Isso posto, entende-se que merece revisão o ato em tela, comunicando-se os Municípios a respeito de tal alteração.

Nos termos acima expostos, e em consonância com o parecer do Ministério Público de Contas, considera-se respondida a consulta.


ACORDAM os Conselheiros do Tribunal de Contas do Estado do Paraná, na conformidade com o voto do Relator e das notas taquigráficas, por unanimidade, responder á consulta nos termos acima expostos.

Votaram, nos termos acima, os Conselheiros ARTAGÃO DE MATTOS LEÃO, HEINZ GEORG HERWIG, FERNANDO AUGUSTO MELLO GUIMARÃES e HERMAS EURIDES BRANDÃO e os Auditores CLÁUDIO AUGUSTO CANHA e SÉRGIO RICARDO VALADARES FONSECA.

Presente a Procuradora Geral do Ministério Público junto ao Tribunal de Contas, ANGELA CASSIA COSTALDELLO.


Curitiba, 29 de novembro de 2007.

FERNANDO AUGUSTO MELLO GUIMARÃES

Conselheiro Relator

NESTOR BAPTISTA



Presidente


1 Tal diploma legal encontra-se acostado a folhas 23.

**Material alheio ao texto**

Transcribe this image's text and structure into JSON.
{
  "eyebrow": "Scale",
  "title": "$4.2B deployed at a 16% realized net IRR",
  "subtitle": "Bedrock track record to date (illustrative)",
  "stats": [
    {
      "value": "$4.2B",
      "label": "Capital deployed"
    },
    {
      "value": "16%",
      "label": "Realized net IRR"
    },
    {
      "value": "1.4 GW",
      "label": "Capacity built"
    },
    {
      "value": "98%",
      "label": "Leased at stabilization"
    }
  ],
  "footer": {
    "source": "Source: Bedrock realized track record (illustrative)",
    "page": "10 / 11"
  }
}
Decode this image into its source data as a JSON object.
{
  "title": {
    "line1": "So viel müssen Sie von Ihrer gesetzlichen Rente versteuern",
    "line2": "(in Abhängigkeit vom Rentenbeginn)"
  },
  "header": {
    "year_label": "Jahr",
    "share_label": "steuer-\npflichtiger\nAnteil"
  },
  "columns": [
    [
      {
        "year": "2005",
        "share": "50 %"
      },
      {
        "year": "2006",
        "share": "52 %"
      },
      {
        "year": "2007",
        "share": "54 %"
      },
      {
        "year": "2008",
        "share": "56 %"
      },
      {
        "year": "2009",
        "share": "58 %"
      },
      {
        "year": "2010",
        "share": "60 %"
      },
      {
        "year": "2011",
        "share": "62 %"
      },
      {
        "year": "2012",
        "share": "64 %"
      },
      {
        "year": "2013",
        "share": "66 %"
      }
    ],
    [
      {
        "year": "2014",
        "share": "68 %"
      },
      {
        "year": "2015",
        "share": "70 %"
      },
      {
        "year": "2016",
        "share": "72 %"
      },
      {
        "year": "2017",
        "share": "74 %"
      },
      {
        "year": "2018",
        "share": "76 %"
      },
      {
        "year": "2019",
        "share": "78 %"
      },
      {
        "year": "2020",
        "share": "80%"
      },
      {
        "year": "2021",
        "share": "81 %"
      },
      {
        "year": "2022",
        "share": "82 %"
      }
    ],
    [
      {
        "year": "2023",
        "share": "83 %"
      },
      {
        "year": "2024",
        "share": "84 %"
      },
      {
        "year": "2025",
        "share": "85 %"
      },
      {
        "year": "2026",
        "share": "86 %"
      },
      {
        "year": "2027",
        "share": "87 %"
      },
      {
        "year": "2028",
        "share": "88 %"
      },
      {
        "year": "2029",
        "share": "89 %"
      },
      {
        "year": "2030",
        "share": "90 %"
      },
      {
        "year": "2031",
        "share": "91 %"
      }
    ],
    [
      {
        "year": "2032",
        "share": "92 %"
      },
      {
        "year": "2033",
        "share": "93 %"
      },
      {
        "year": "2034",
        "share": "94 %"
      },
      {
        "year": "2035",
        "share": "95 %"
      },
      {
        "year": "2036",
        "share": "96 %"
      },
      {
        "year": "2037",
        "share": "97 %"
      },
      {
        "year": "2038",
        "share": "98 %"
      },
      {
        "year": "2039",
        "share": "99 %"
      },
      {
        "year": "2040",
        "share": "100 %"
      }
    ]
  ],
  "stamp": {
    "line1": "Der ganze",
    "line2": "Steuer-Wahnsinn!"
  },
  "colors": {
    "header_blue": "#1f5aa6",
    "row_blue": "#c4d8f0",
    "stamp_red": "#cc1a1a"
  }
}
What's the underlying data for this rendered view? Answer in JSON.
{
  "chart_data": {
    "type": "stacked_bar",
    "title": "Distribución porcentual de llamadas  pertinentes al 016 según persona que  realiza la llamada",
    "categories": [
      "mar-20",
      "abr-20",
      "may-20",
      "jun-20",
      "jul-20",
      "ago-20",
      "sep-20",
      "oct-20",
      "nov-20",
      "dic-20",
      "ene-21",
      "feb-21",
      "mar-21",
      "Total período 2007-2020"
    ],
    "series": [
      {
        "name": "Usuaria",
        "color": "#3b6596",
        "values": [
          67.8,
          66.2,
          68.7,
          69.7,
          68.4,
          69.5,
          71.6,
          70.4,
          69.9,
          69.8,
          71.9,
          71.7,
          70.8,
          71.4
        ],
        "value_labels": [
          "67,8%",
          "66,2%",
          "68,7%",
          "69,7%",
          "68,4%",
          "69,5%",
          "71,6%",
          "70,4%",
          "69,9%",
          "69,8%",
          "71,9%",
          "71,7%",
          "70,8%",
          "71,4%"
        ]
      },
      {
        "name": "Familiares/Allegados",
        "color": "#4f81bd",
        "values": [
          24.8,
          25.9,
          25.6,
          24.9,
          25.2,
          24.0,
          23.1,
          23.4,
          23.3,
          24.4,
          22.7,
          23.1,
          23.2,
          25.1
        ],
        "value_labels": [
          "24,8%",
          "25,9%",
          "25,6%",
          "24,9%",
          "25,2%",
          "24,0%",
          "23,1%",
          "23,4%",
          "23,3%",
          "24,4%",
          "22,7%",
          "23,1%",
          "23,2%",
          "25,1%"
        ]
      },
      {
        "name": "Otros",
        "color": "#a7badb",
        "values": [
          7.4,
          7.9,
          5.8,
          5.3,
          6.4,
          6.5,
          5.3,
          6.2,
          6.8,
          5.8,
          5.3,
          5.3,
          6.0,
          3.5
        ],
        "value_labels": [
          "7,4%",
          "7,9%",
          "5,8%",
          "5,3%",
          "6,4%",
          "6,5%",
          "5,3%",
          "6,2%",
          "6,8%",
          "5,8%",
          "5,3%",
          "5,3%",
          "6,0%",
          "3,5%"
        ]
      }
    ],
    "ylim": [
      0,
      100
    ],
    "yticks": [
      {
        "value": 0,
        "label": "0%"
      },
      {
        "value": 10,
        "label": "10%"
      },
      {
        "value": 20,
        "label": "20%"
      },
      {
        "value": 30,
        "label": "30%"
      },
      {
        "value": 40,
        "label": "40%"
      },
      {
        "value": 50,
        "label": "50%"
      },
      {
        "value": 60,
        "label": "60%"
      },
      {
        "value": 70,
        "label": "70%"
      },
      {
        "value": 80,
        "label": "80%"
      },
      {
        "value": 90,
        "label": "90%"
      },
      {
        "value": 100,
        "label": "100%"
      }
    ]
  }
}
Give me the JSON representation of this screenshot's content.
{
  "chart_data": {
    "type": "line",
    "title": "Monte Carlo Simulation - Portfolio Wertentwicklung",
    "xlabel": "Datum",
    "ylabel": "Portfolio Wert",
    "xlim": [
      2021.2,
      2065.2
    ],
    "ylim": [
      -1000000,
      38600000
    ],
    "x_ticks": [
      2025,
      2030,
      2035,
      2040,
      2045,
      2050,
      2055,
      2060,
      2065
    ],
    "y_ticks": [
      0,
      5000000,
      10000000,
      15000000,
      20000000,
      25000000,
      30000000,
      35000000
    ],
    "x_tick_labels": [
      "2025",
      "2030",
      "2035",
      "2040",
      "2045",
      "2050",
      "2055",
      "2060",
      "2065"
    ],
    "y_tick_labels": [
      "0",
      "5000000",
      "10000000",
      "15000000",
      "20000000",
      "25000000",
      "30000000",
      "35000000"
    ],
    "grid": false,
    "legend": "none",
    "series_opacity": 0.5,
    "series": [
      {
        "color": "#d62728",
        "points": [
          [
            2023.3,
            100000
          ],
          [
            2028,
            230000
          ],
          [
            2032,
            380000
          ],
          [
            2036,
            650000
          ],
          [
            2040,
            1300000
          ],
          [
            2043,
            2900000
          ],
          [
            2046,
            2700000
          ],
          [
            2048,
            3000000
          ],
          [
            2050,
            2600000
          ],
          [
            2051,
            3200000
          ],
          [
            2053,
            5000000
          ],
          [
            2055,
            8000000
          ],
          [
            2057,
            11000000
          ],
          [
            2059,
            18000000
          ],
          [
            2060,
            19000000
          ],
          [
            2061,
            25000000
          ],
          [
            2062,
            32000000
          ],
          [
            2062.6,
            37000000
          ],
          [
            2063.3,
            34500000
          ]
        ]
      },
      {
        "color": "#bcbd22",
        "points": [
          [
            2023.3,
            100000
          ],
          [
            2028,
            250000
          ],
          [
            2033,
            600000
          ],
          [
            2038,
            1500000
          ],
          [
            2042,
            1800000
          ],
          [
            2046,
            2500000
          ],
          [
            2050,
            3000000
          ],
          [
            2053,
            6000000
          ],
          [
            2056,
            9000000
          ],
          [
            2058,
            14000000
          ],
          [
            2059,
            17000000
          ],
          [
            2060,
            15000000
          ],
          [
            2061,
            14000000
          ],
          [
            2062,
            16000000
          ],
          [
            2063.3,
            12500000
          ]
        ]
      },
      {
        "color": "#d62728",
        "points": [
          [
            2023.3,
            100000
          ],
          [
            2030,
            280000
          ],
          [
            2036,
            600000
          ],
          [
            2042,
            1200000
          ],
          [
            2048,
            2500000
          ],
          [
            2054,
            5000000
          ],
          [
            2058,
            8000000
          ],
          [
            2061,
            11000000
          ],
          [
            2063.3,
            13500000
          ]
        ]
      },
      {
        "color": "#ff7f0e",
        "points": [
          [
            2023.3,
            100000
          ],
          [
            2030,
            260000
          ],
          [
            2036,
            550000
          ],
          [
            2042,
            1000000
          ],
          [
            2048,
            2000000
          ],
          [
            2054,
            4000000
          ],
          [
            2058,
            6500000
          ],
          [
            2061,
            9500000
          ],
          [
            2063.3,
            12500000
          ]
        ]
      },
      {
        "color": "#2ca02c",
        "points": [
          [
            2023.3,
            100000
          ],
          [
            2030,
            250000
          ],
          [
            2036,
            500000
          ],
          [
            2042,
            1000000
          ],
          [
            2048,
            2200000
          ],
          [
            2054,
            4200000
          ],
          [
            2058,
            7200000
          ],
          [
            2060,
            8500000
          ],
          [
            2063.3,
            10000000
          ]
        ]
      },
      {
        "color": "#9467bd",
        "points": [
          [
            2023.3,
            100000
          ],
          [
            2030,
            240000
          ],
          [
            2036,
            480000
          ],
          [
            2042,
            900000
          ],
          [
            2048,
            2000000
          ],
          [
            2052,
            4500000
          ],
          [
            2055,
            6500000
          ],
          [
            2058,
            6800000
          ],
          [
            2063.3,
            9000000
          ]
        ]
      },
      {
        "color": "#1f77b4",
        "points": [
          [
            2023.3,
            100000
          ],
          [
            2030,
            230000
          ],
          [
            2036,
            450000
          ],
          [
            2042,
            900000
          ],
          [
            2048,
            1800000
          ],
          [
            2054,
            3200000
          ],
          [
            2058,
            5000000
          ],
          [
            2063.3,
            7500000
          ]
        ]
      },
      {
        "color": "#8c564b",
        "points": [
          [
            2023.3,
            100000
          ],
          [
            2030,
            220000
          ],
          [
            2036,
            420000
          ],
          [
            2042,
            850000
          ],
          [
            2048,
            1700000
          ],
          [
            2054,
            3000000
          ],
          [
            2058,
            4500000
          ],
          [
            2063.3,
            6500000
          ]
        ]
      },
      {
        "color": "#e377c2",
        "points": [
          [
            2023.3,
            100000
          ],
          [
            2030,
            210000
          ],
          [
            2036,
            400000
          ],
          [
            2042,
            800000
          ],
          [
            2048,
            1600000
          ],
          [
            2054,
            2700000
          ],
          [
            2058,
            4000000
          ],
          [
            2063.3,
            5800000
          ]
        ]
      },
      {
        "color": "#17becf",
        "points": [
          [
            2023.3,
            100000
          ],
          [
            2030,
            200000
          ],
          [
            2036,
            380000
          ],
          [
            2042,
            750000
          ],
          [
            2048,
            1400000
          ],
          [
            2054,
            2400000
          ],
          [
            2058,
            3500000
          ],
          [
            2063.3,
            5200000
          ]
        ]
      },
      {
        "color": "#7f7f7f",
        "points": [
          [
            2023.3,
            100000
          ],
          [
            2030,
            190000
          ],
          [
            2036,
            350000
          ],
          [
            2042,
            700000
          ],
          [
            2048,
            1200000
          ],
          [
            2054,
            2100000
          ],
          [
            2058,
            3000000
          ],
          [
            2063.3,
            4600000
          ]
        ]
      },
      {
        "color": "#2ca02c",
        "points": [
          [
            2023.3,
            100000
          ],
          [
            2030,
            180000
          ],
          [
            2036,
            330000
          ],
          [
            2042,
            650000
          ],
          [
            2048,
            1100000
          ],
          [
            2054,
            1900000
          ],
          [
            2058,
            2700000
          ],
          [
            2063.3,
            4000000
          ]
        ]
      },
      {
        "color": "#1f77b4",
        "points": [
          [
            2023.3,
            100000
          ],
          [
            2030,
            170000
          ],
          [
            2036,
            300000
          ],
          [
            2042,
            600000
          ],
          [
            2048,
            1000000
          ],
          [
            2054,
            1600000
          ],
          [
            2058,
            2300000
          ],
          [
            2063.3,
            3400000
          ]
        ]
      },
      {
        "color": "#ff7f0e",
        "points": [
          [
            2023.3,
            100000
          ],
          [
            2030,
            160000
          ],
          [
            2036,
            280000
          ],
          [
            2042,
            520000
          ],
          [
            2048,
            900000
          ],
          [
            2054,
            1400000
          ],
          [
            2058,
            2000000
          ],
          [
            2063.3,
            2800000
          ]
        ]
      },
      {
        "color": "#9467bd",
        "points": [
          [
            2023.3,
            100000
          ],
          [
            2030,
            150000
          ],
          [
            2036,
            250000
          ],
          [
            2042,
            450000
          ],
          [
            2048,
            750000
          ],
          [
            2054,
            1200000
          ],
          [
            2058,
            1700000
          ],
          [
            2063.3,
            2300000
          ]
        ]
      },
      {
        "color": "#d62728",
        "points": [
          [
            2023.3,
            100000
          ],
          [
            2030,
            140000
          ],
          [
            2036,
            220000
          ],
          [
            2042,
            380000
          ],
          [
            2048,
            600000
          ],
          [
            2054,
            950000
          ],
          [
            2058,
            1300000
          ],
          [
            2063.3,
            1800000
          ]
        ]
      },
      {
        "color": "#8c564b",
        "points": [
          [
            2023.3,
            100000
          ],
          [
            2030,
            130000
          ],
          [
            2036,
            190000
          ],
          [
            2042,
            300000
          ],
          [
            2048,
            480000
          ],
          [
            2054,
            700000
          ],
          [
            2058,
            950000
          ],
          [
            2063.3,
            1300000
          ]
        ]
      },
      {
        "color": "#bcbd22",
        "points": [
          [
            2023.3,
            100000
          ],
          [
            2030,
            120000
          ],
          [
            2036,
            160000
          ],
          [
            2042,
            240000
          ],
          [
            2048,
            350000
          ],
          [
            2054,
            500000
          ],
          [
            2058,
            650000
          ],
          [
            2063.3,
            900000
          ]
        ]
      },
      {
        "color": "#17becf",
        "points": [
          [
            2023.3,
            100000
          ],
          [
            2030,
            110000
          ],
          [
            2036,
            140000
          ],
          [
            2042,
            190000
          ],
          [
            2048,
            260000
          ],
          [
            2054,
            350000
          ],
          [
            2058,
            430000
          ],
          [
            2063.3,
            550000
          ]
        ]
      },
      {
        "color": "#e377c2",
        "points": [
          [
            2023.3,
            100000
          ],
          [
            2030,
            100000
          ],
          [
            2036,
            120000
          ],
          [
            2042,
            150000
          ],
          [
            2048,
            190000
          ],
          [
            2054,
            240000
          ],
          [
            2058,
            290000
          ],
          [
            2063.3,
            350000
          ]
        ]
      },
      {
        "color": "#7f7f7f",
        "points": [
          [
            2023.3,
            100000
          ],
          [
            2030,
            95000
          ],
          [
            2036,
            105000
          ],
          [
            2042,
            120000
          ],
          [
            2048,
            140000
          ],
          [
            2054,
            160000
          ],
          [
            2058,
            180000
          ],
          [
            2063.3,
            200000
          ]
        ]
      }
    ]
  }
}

2 Insta destacar, neste ponto, que não se pode inverter a ordem de prioridades, de modo que a fiscalização de recursos torne-se mais cara que o próprio montante fiscalizado. O custo anual “por técnico” é de aproximadamente R$ 17.500,00 – de acordo com o tamanho do Município o número de servidores empregados é variado (algumas Municipalidades chegam a utilizar apenas ½ técnico). Assim, na maior parte dos locais do Estado o controle deverá ser muito simplificado, de forma a avaliar o custo/benefício.